Visibility into threats or risks to the data
Obtain a clear picture of how your data is being stored, processed, and shared in near real-time.
Automatically discover and analyze all usage of data and its lineage without relying upon your organization’s pre-existing knowledge of the presence or location of data.
Reduction of risk
With this discovery knowledge, you can create effective protection policies and implement security controls that fit to your business use cases. You can identify sensitive data, protect it properly, then monitor ongoing changes in your data ecosystem.
Compliance with privacy regulations
Comforte’s Discovery and Classification solution enforces better privacy, security, and governance measures by creating a Master Data Catalog inventory. Linking all the pieces into a comprehensive informational picture of your data allows you to identify compliance risk and manage data subject access requests—including the right to erasure, update, or share data changes.

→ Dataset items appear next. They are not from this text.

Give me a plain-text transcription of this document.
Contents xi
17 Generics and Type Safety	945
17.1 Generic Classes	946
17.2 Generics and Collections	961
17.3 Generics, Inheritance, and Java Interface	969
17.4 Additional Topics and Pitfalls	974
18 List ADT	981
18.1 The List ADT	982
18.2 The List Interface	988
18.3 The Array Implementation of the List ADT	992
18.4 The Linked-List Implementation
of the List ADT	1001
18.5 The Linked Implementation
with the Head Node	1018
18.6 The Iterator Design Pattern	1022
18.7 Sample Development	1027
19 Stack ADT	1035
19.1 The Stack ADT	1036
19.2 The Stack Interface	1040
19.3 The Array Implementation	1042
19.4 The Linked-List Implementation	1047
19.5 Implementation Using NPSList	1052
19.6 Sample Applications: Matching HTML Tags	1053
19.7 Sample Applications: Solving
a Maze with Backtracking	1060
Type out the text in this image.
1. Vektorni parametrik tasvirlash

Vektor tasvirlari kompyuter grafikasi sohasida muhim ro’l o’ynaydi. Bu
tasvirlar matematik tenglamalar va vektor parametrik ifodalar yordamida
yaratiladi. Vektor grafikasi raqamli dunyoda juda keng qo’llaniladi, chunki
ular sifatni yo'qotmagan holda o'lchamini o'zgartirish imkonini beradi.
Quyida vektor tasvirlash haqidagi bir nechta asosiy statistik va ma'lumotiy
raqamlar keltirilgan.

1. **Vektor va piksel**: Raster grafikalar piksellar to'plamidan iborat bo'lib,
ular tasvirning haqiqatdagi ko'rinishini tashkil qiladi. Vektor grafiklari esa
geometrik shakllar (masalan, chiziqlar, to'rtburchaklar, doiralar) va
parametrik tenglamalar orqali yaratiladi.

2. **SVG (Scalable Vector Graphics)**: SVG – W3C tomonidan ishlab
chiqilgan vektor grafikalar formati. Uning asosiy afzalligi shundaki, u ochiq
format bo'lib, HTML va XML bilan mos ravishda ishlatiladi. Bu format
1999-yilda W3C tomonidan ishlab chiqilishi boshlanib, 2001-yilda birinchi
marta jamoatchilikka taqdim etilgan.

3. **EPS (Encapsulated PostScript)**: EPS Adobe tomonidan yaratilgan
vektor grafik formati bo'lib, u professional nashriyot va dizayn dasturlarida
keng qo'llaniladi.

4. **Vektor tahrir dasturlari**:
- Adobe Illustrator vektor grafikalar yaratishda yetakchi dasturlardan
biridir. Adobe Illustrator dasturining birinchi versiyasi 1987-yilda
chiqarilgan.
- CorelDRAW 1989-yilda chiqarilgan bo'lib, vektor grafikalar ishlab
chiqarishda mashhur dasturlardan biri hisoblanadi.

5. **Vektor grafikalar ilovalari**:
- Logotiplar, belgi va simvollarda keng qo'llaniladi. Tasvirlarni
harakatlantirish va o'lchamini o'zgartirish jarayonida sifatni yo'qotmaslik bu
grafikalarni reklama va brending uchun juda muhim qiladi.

Manage sensitive data across your entire organization
Comforte’s Data Discovery and Classification solution offers a complete platform for data lineage detection for all PII across a scaled enterprise, with rapid mapping of data storage, processing, and use. Our solution is ideally suited for detecting data, purpose, and use, and it is aligned with modern privacy compliance requirements for data-intensive industries.
The desired outcome for our customers is automated data risk discovery as a continuous process, versus a one-off process or personnel-heavy manual process plagued by false positives. Our solution provides rapid and effortless discovery of unknown risks that could cause serious harm to your business, brand, and reputation.
In combination with comforte’s data protection capabilities, our solution converts discovered data risks into prevented data breaches and true regulatory compliance.
A comprehensive solution
Implementing data-centric security requires a platform that allows you to discover, protect, and manage sensitive data. It must enable you to integrate these capabilities quickly and easily into your enterprise applications and existing cyber security infrastructure.
Comforte’s data security platform enables a comprehensive end-to-end data security strategy. Our customers are protecting hundreds of millions of payment transactions, sensitive healthcare records, insurance records, and more, all reliably running in business-critical environments.